La frialdad del carácter acostumbra a ser un mecanismo de defensa. Se erige un muro helado para no sufrir nuevamente. La razón y la lógica responden a una perfecta estrategia de protección en cientos de ocasiones, de fingir impasibilidad y apartar de sí el padecimiento de antaño. Sin embargo, en su fuero interno persiste la ardiente llama que hace tiempo expresaba y demandaba amor y cariño.
¿Y que otra cosa aporta la mencionada frialdad?
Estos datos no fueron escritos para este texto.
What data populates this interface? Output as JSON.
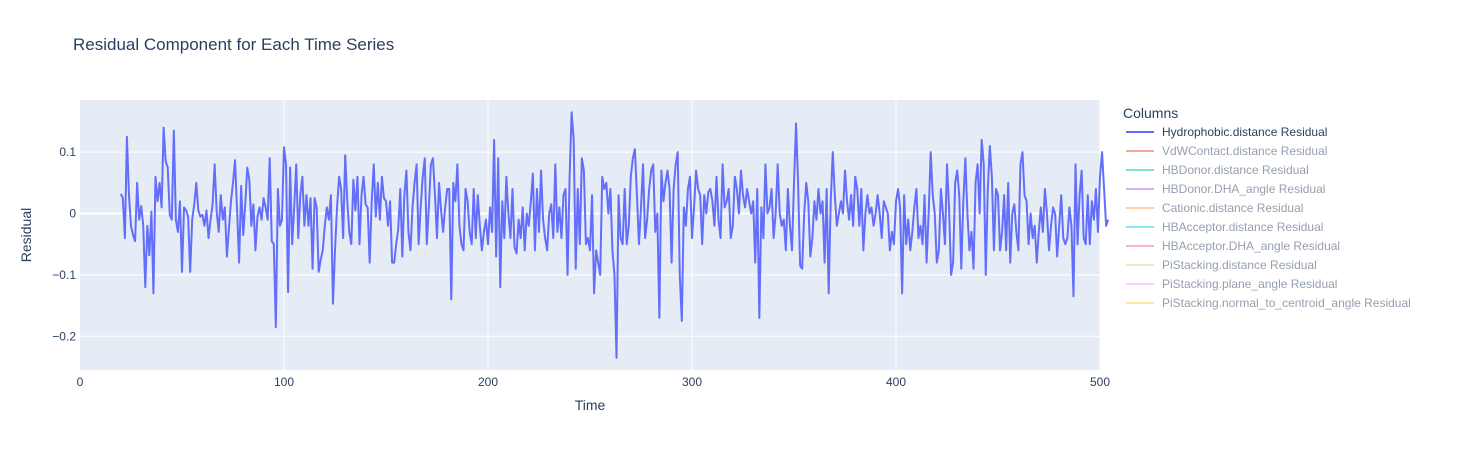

A mi entender, brinda una falsa sensación de seguridad. Damos por hecho que somos altamente resistentes debido a la sólida estructura geométrica que construimos. Si acudimos a la inspiradora y sabia naturaleza como ejemplo, obviamos que los gigantescos, majestuosos y sublimes témpanos de hielo flotantes se desploman en el vasto océano. A lo polar nada más que lo cobija ese clima.
En otras palabras, lo polar es prisionero de sí, de su quietismo [está atrapado en esa estructura-cárcel glacial] y pesantez, e incapaz de quebrar dicha jaula y desplazarse a otras latitudes o regiones ¿ventaja? Lo dudo. Por el contrario, a la naturaleza gélida le invade la impotencia de saber que su aparente invencibilidad es como el vapor de agua de una cascada elevado hacia el vacío fantasmal, o bien un fugaz y escurridizo arcoíris.